The City Council unanimously approved a proposed fraud-reporting procedure that had been in committee for over six months, but only after exempting itself and its employees from the policy in the name of preserving the “separation of powers.” The policy, first presented by Chief Financial Officer Eric Demas earlier this year, provides a formal structure for employees to report and city administrators to investigate “fraudulent activity, misappropriation and corruption by City of Everett employees, agents, elected and appointed officials, Board and Committee members, and third parties,” including vendors.


Few surprises in Election 2017

There were few surprises in Everett on Election Night, Tuesday, November 7, as voters turned out for the most part to back the status quo, reelecting incumbents in all but a handful of races. Turnout was low: 4,334 ballots cast, or about 22.8 percent of Everett voters. Mayor Carlo DeMaria ran unopposed, receiving 3,165 votes (73 percent).

The main event was the Councillor-at-Large race, where 10 candidates vied for five seats. Incumbent Wayne Matewsky handily led the pack with 1,790 votes (41.30 percent). Also elected in the at-Large race were incumbent John Hanlon with 1,684 votes (38.96 percent), former Ward 3 Councillor Michael Marchese with 1,624 votes (37.47 percent), incumbent Peter Napolitano with 1,410 votes (32.53 percent) and incumbent Richard Dell Isola with 1,394 votes (32.16 percent).

Incumbent Councillor-at-Large Cynthia Sarnie came up short by a mere 12 votes, with 1,382 (31.89 percent).
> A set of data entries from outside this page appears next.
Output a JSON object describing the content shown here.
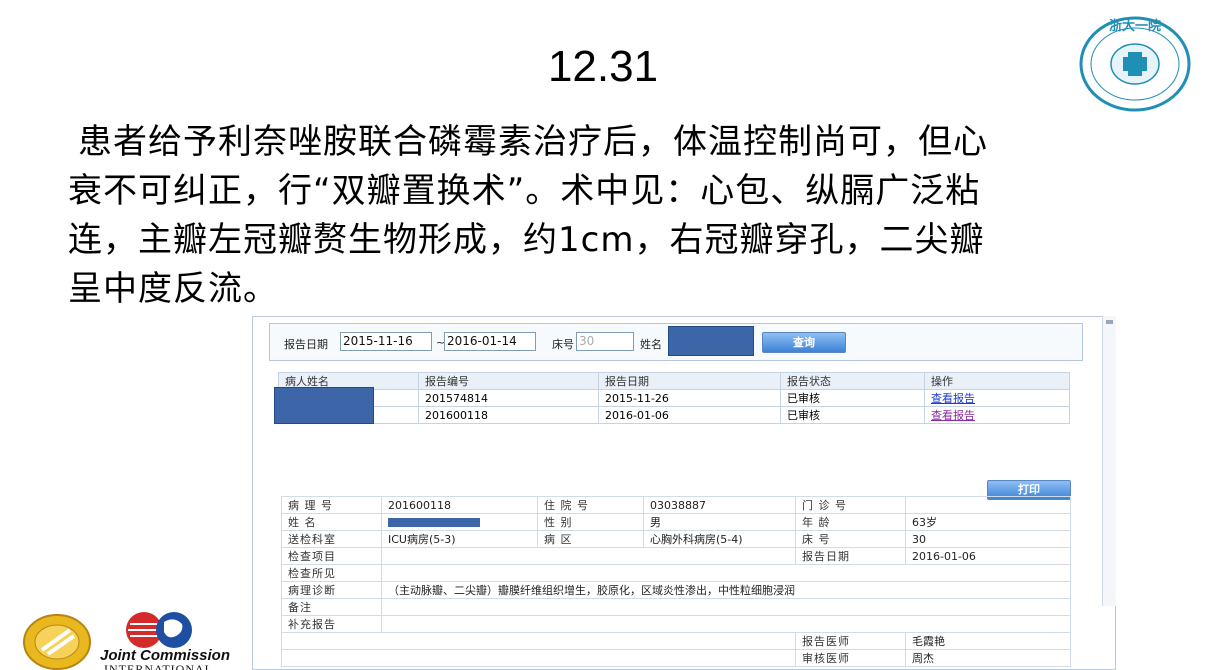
{
  "slide": {
    "title": "12.31",
    "body_lines": [
      "患者给予利奈唑胺联合磷霉素治疗后，体温控制尚可，但心",
      "衰不可纠正，行“双瓣置换术”。术中见：心包、纵膈广泛粘",
      "连，主瓣左冠瓣赘生物形成，约1cm，右冠瓣穿孔，二尖瓣",
      "呈中度反流。"
    ],
    "seal_text": "浙大一院",
    "logo_text": "Joint Commission",
    "logo_sub": "INTERNATIONAL"
  },
  "search": {
    "date_label": "报告日期",
    "date_from": "2015-11-16",
    "date_sep": "~",
    "date_to": "2016-01-14",
    "bed_label": "床号",
    "bed_placeholder": "30",
    "name_label": "姓名",
    "query_button": "查询"
  },
  "results": {
    "headers": [
      "病人姓名",
      "报告编号",
      "报告日期",
      "报告状态",
      "操作"
    ],
    "rows": [
      {
        "id": "201574814",
        "date": "2015-11-26",
        "status": "已审核",
        "action": "查看报告"
      },
      {
        "id": "201600118",
        "date": "2016-01-06",
        "status": "已审核",
        "action": "查看报告"
      }
    ]
  },
  "report": {
    "print_button": "打印",
    "pathology_no_label": "病 理 号",
    "pathology_no": "201600118",
    "inpatient_no_label": "住 院 号",
    "inpatient_no": "03038887",
    "outpatient_no_label": "门 诊 号",
    "outpatient_no": "",
    "name_label": "姓 名",
    "gender_label": "性 别",
    "gender": "男",
    "age_label": "年 龄",
    "age": "63岁",
    "dept_label": "送检科室",
    "dept": "ICU病房(5-3)",
    "ward_label": "病 区",
    "ward": "心胸外科病房(5-4)",
    "bed_label": "床 号",
    "bed": "30",
    "item_label": "检查项目",
    "report_date_label": "报告日期",
    "report_date": "2016-01-06",
    "findings_label": "检查所见",
    "diagnosis_label": "病理诊断",
    "diagnosis": "（主动脉瓣、二尖瓣）瓣膜纤维组织增生，胶原化，区域炎性渗出，中性粒细胞浸润",
    "remark_label": "备注",
    "supplement_label": "补充报告",
    "doctor_label": "报告医师",
    "doctor": "毛霞艳",
    "reviewer_label": "审核医师",
    "reviewer": "周杰"
  },
  "colors": {
    "accent": "#3d82d6",
    "redaction": "#3d66a8",
    "link": "#1a3ad0"
  }
}
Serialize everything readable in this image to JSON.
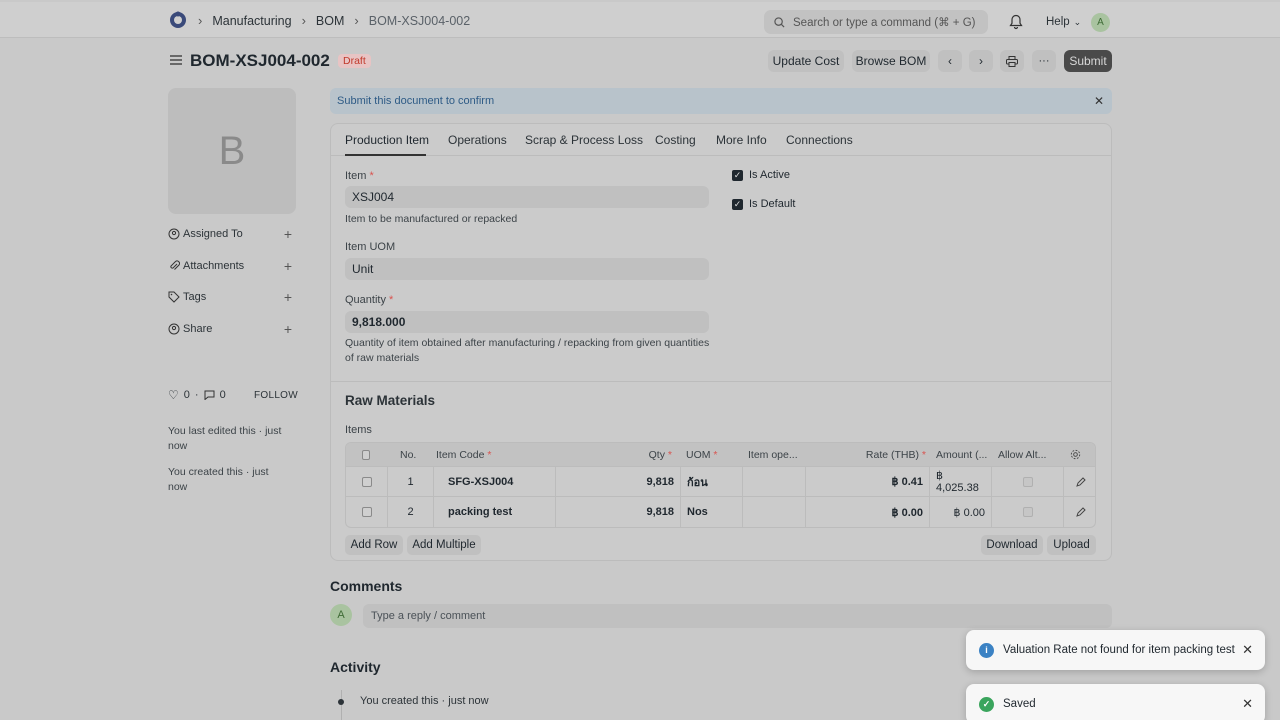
{
  "navbar": {
    "breadcrumbs": [
      "Manufacturing",
      "BOM",
      "BOM-XSJ004-002"
    ],
    "search_placeholder": "Search or type a command (⌘ + G)",
    "help_label": "Help",
    "avatar_initial": "A"
  },
  "header": {
    "title": "BOM-XSJ004-002",
    "status": "Draft",
    "buttons": {
      "update_cost": "Update Cost",
      "browse_bom": "Browse BOM",
      "submit": "Submit"
    }
  },
  "sidebar": {
    "avatar_letter": "B",
    "items": [
      {
        "label": "Assigned To"
      },
      {
        "label": "Attachments"
      },
      {
        "label": "Tags"
      },
      {
        "label": "Share"
      }
    ],
    "likes": "0",
    "comments": "0",
    "follow_label": "FOLLOW",
    "last_edited": "You last edited this · just now",
    "created": "You created this · just now"
  },
  "alert": {
    "text": "Submit this document to confirm"
  },
  "tabs": [
    "Production Item",
    "Operations",
    "Scrap & Process Loss",
    "Costing",
    "More Info",
    "Connections"
  ],
  "form": {
    "item_label": "Item",
    "item_value": "XSJ004",
    "item_help": "Item to be manufactured or repacked",
    "uom_label": "Item UOM",
    "uom_value": "Unit",
    "qty_label": "Quantity",
    "qty_value": "9,818.000",
    "qty_help": "Quantity of item obtained after manufacturing / repacking from given quantities of raw materials",
    "is_active_label": "Is Active",
    "is_default_label": "Is Default"
  },
  "raw_materials": {
    "title": "Raw Materials",
    "items_label": "Items",
    "columns": {
      "no": "No.",
      "item_code": "Item Code",
      "qty": "Qty",
      "uom": "UOM",
      "item_op": "Item ope...",
      "rate": "Rate (THB)",
      "amount": "Amount (...",
      "allow_alt": "Allow Alt..."
    },
    "rows": [
      {
        "no": "1",
        "item_code": "SFG-XSJ004",
        "qty": "9,818",
        "uom": "ก้อน",
        "item_op": "",
        "rate": "฿ 0.41",
        "amount": "฿ 4,025.38"
      },
      {
        "no": "2",
        "item_code": "packing test",
        "qty": "9,818",
        "uom": "Nos",
        "item_op": "",
        "rate": "฿ 0.00",
        "amount": "฿ 0.00"
      }
    ],
    "buttons": {
      "add_row": "Add Row",
      "add_multiple": "Add Multiple",
      "download": "Download",
      "upload": "Upload"
    }
  },
  "comments": {
    "title": "Comments",
    "avatar_initial": "A",
    "placeholder": "Type a reply / comment"
  },
  "activity": {
    "title": "Activity",
    "entry": "You created this · just now"
  },
  "toasts": [
    {
      "text": "Valuation Rate not found for item packing test",
      "kind": "info"
    },
    {
      "text": "Saved",
      "kind": "success"
    }
  ],
  "colors": {
    "draft_badge": "#c0392b",
    "info_toast_icon": "#3b82c4",
    "success_toast_icon": "#3aa55d"
  }
}
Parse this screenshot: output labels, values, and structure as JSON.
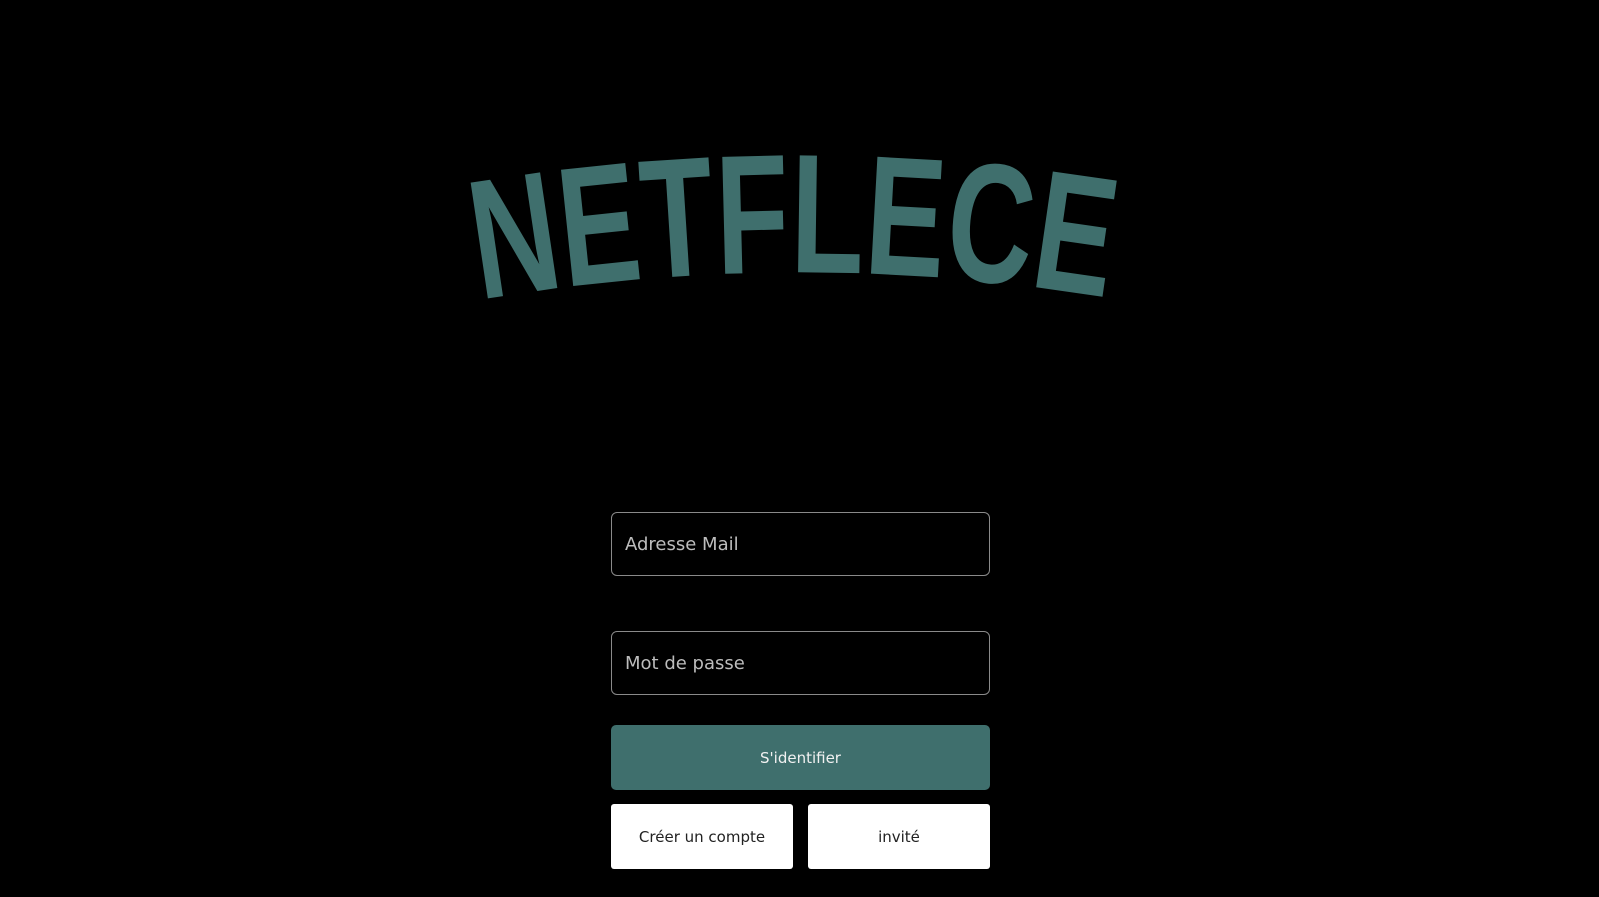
{
  "brand": {
    "logo_text": "NETFLECE",
    "logo_color": "#3f6f6d"
  },
  "login_form": {
    "email_placeholder": "Adresse Mail",
    "email_value": "",
    "password_placeholder": "Mot de passe",
    "password_value": "",
    "submit_label": "S'identifier",
    "create_account_label": "Créer un compte",
    "guest_label": "invité"
  },
  "colors": {
    "background": "#000000",
    "accent": "#3f6f6d",
    "secondary_button": "#ffffff"
  }
}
Rounding out the at-Large race were Stephanie Smith with 1,299 votes (29.97 percent), Catherine Tomassi-Hicks with 1,207 votes (27.85 percent), Joseph LaMonica with 869 votes (20.05 percent) and Leo Barret 455 votes (10.5 percent).

In the only other contested race – for Ward 2 Councillor – incumbent Stephen Simonelli overcame challenger and political newcomer Stephanie Martins with 1,915 votes to her 1,601, or 44.19 percent to 36.94 percent.


Mayor, City Council to apply $12.5 million Wynn payment to reduce tax rate

The City Council unanimously approved a proposal by Mayor Carlo DeMaria on Monday, November 13 to apply the entirety of Wynn Boston Harbor’s $12.5 million payment to the City of Everett toward reducing next year’s tax rate. The mayor made a similar move last year, when he successfully applied the entirety of a $5 million payment from Wynn toward the tax rate.


City Council adopts FY 18 tax rate

The City Council unanimously voted to adopt a split levy rate on Monday, November 27, shifting the burden from residential to Commercial, Industrial and Personal Property (CIP) at the highest shift of 175 percent. The FY 18 tax rate will be $13.78 per $1,000 of valuation on residential properties and $33.74 per $1,000 of valuation on CIP properties. If the council hadn’t approved the shift, the flat rate for residential property and CIP would have been $19.28 per $1,000.

The shift will not prevent homeowners from seeing a small increase in their actual taxes, as home values have skyrocketed in the city over the last year. On average, single-family home values rose by about $39,000 since the last fiscal year, while two-family and three-family residences on average rose $50,000.


City Council bans pot shops

The City Council unanimously passed an ordinance on Monday, December 11 banning the establishment of marijuana shops within the city’s borders. Such a move was possible because of a provision in the state law created in the wake of the ballot initiative legalizing marijuana in the state – allowing communities that voted against the ballot item, Question 4, last November to create such bans. Everett voters narrowly rejected Question 4 by a little over 300 votes last year, 6,853 to 6,539.